# Kuwait



## exexpat (Jul 7, 2008)

I initially posted this in the international section and it was suggested that I try putting it here. 

I really just need some general info about living in Kuwait, mainly social life and customs, cost of living, any serious pitfalls to avoid...ect'
I've been offered a contract working on Police air support.
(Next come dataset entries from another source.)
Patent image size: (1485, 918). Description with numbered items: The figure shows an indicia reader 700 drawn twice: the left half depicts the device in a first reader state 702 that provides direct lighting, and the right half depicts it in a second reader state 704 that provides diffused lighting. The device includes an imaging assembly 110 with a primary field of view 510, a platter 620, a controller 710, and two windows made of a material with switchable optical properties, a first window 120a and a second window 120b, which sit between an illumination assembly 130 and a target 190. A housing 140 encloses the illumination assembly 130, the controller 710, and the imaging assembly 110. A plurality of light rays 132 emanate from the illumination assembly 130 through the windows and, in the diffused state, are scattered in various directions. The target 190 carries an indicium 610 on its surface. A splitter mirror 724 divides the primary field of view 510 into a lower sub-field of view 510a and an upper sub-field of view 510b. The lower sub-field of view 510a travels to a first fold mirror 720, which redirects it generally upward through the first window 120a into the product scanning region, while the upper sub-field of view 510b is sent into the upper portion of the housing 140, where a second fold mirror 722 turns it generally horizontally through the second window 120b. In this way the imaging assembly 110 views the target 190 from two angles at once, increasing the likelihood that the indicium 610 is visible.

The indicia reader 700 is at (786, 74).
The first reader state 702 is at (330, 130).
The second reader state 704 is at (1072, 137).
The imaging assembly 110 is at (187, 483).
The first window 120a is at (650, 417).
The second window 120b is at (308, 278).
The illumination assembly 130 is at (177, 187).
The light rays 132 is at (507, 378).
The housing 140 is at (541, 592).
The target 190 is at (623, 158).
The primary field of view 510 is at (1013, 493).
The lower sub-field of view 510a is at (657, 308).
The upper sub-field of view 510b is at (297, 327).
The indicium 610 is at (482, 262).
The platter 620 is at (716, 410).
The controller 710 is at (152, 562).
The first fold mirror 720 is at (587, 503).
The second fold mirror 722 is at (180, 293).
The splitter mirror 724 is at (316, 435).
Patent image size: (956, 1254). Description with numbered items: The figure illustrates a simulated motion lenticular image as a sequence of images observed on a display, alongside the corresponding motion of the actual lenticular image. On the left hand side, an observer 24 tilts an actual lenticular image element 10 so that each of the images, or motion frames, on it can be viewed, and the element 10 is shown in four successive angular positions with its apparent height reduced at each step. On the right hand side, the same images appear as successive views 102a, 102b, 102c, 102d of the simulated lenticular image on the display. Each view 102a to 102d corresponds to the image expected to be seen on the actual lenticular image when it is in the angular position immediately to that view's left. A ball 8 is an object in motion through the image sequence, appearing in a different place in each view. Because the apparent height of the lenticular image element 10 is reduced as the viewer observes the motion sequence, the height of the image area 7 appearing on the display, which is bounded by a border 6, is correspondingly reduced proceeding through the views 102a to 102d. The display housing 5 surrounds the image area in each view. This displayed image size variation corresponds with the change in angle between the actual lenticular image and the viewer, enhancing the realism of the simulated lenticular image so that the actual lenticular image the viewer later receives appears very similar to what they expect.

The job comes with an apartment and transportation so none of that is a factor. 
Any info greatly appreciated.

Thanks,

Eric


----------



## sgilli3 (Mar 23, 2008)

I can help with a little info (hubby works there a bit).

Kuwait can be very hot-and very cold (also has a lot of sand storms)
It is a dry state (no alcohol)
Safe country, but the driving is terrible.
Supermarkets OK 
There are some good souks/markets and tailors around.
There are a couple of water parks.
You are probably best to join a hotel beach club, where you will meet other expats (ie Hilton or Radisson)
I did read on another site, that there is apparently a social rugby club "Kuwait Nomads" in Ahmadi.
Im not sure where you are coming from but 1 Kuwaiti Dinar is worth 13 dhs (UAE), and is worth 3.7 USA $

Hubby thinks (that generally), cost of living (food, transport etc), is very similar to living in the UAE

Hope this helps a little

Hope this helps a little


----------



## exexpat (Jul 7, 2008)

Thanks sgilli3, I wasn't aware of the tailoring aspect. Sounds like I'll be well fed and smartly dressed.
At the moment I'm in the UK but, we'll be moving to Tenerife before I start the contract in Kuwait.


Eric


----------